Avoid these Ford 3.5 Ecoboost engine problems
If you own a Ford F-150, Ford Edge, Ford Explorer and other Ford vehicles with the 3.5 Ecoboost you must be aware of the potential Ford 3.5 Ecoboost engine problems. All of the problems shown below can be avoided by upping your oil change interval game. Do NOT follow the Ford maintenance guide or your friends’ advice when it comes to extended oil changes. This engine cannot handle extended oil changes! If you go the recommended 10,000, 12,000 or even 15,000 miles between oil changes, be prepared to put thousands of dollars into major repairs.
Ford 3.5 Ecoboost engine problems — P0016 and P0017 Crankshaft Position – Camshaft Position Correlation
This engine uses variable camshaft timing (VCT). When you see a P0016 or P0017 camshaft position correlation code it means that the ECM has attempted to bring the two variable camshaft actuators into synchronization but has failed to correct the problem. The result is that the two camshafts are now out of synch.
The VCT systems use an oil pulsing solenoid (also called a “phaser” because it brings the two VVT mechanisms into phase). The solenoid can become plugged with sludge which alters how much oil can pass into the VCT mechanisms or it can fail.
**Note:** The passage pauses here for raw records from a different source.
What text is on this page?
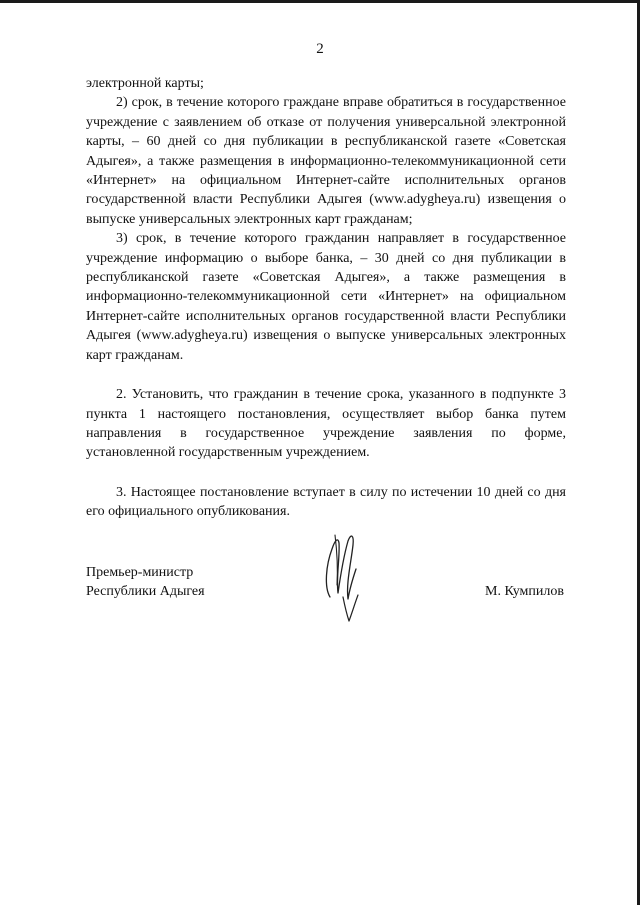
2

электронной карты;

2) срок, в течение которого граждане вправе обратиться в государственное учреждение с заявлением об отказе от получения универсальной электронной карты, – 60 дней со дня публикации в республиканской газете «Советская Адыгея», а также размещения в информационно-телекоммуникационной сети «Интернет» на официальном Интернет-сайте исполнительных органов государственной власти Республики Адыгея (www.adygheya.ru) извещения о выпуске универсальных электронных карт гражданам;

3) срок, в течение которого гражданин направляет в государственное учреждение информацию о выборе банка, – 30 дней со дня публикации в республиканской газете «Советская Адыгея», а также размещения в информационно-телекоммуникационной сети «Интернет» на официальном Интернет-сайте исполнительных органов государственной власти Республики Адыгея (www.adygheya.ru) извещения о выпуске универсальных электронных карт гражданам.

2. Установить, что гражданин в течение срока, указанного в подпункте 3 пункта 1 настоящего постановления, осуществляет выбор банка путем направления в государственное учреждение заявления по форме, установленной государственным учреждением.

3. Настоящее постановление вступает в силу по истечении 10 дней со дня его официального опубликования.

Премьер-министр
Республики Адыгея	М. Кумпилов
A failed phaser will cause a P0016 or P0017. Common phaser issues are
• Oil flow restriction in the oil passages or the VCT valve body
• Variable camshaft timing bank1 solenoid 1 (VCT11) stuck in position
• VCT11 circuit open
• VCT11 circuit short to voltage
• VCT11 circuit short to ground
• VPWR circuit open
• Camshaft advance mechanism binding (VCT unit)
• Damaged VCT11 phaser
• Damaged camshaft position bank 1 sensor 1 (CMP11)
• CMP11 sensor circuits open
• CMP11 sensor circuits short to voltage
• CMP11 sensor circuits short to ground
• Radio frequency interference
If you’ve checked or replaced the phaser and cleaned out any sludge deposits and still have a P0016 or P0017, chances are you have a stretched timing chain.
Cause of stretched timing chain
The stretched timing chains that cause the Ford 3.5 Ecoboost engine problems can be traced directly to poor maintenance. These vehicles are equipped with the Ford Intelligent Oil-Life Monitor (IOLM). The IOLM monitors engine use and tells you when to change the oil. The oil change interval can be up to one year or a maximum of 10,000 miles. But the range is 7,500 at the low end and 10,000 at the high end. HOWEVER, that’s for “normal” driving which most drivers DO NOT DO.
The majority of the Ford 3.5 Ecoboost engine problems result from going too long between oil changes because they actually drive in the “severe” category which requires oil changes between 5,000 and 7,499 miles.
In addition, the Ford maintenance guides require that you never exceed 10,000 miles. Ford also gives you this warning on oil changes:
“When ENGINE OIL CHANGE or OIL CHANGE REQUIRED appears in the information display, it is time for an oil change. Make sure you perform the oil change within two weeks or 500 miles (800 kilometer) of the ENGINE OIL or OIL CHANGE REQUIRED message appearing. Make sure you reset the Intelligent Oil- Life Monitor after each oil change. If your display resets prematurely or becomes inoperative, you should perform the oil change at 5,000 miles (8,000 kilometers) from your last oil change.” Ford
Actual shop experience shows that following the normal oil change intervals of 10,000 miles between changes is causing excessive timing chain wear (up to 1.5″ stretch), turbo bearing failure and excessive camshaft wear on the square lobe that runs the high-pressure fuel pump. ALL OF THESE ISSUES CAN BE AVOIDED by following the severe service schedule. Change oil every 5,000 to 7,500 (max) miles and make sure you use a full synthetic oil and a premium quality oil filter.
If you don’t maintain your 3.5 turbo engine, the timing chain stretch and sludge buildup can cost you several thousand dollars for the timing chain, tensioner, and camshaft replacement.
Ford 3.5 Ecoboost engine problems — Turbo Wastegate Noise and failure
The Ford 3.5 Ecoboost engine uses a turbocharger with an internal wastegate. The wastegate vents boost pressure when the turbo is in boost mode and you decelerate. If you drive this engine in economy mode, you won’t activate the boost mode very often and that can cause the wastegate to stick closed. Then, later on when you tow or need more power going up a steep hill you may activate boost and find that the turbo can’t vent because the wastegate is stuck closed. When that happens, the turbo will make a “whining dog” noise. If you ignore the problem and continue to drive like this, you will damage BOTH turbos; a mistake that will cost you several thousand dollars. To avoid turbo failure, drive in non-eco mode at least once during every trip.